4. How do we calculate the Terminal Value?


Instead of trying to project the cash flows to infinity, terminal value techniques are used. One
way of calculating the terminal value (TV) is by using the Gordon Growth Model, which
essentially assumes that company's cash flow will stabilize after last projected year and will
continue at the same rate forever. Here is the formula:
Final Projected Year Cash Flow X (1+Long-Term Cash Flow Growth Rate) / (Discount Rate
Long-Term Cash Flow Growth Rate).
Another possibility of determining terminal value of the company is to use multipliers of income
or cash flow measures (net income, net operating profit, EBITDA, operating cash flow or FCF),
which are determined with reference to comparable companies on the market.
The TV often represents a large percentage of the total DCF valuation.
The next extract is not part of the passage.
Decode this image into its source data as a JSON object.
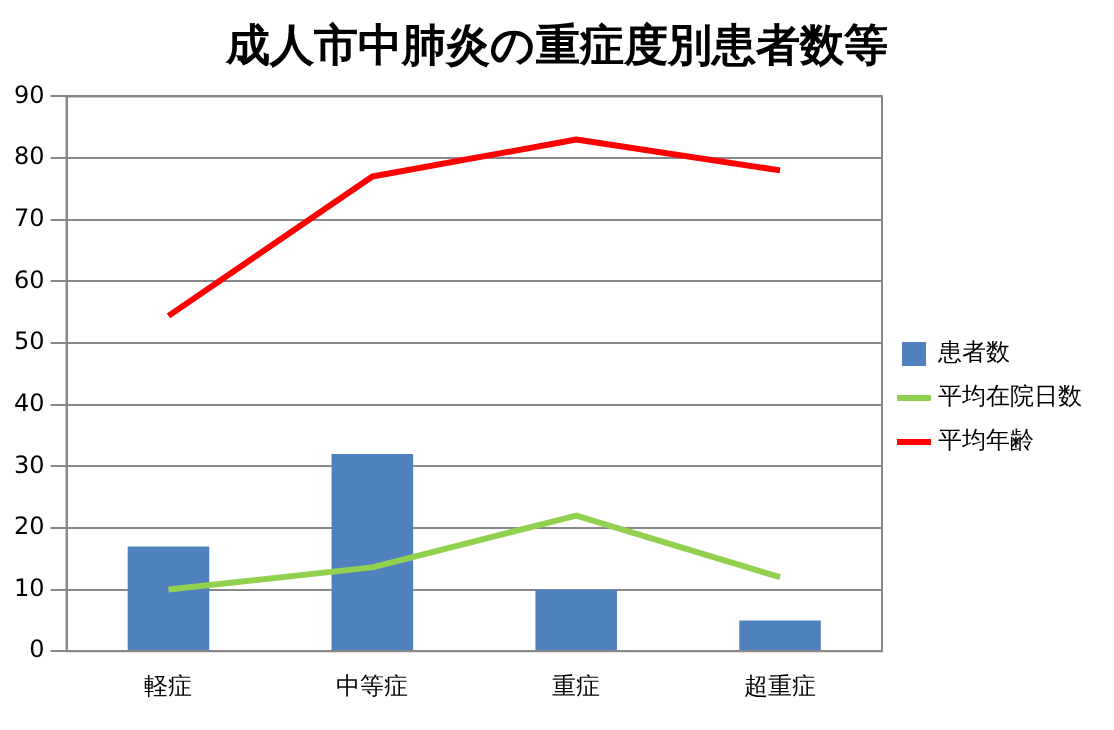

As Montier notes:
"If we assume a perpetual growth rate of 5% and a cost of capital of 9% then the terminal
multiple is 25x. However, if we are off by one percent on either or both of our inputs, then the
terminal multiple can range from 16x to 50x!".
Valuation, in such cases, can unfortunately become largely dependent on TV assumptions rather
than operating assumptions for the business or the asset.

Calculate Fair Value of Company & Equity


To arrive at a total company value, or enterprise value (EV), we simply have to take the present
value of the cash flows and the Terminal value, divide them by the discount rate and, finally, add
up the results. If we are discounting FCFE at the cost of equity, this will give the value of the
equity. If we are discounting FCFF at the weighted average cost of capital, this would give the
value of the firm, so it would be necessary to deduct net debt in order to arrive at the equity
value.

Conclusions
Although Montier argues that DCF "should be consigned to the dustbin of theory, alongside the
efficient markets hypothesis, and CAPM", this seem a little harsh. It is a useful tool, provided that
its constraints are clearly understood (e.g. the sensitivity to inputs), and it is best used with other
tools such as Earnings Power Value and Relative Value techniques as a sense check. In order to
use DCF most effectively, the target company should generally have positive and predictable
free cash flows (i.e. typically it's best with mature firms that are past the growth stages). DCF
works less well when a company's operations lack "visibility" - i.e, when it's difficult to predict
revenue and cost trends with much certainty. DCF analysis also demands vigilance so if

Company X delivers disappointing quarterly results, or if interest rates change dramatically, you
may need to adjust your assumptions.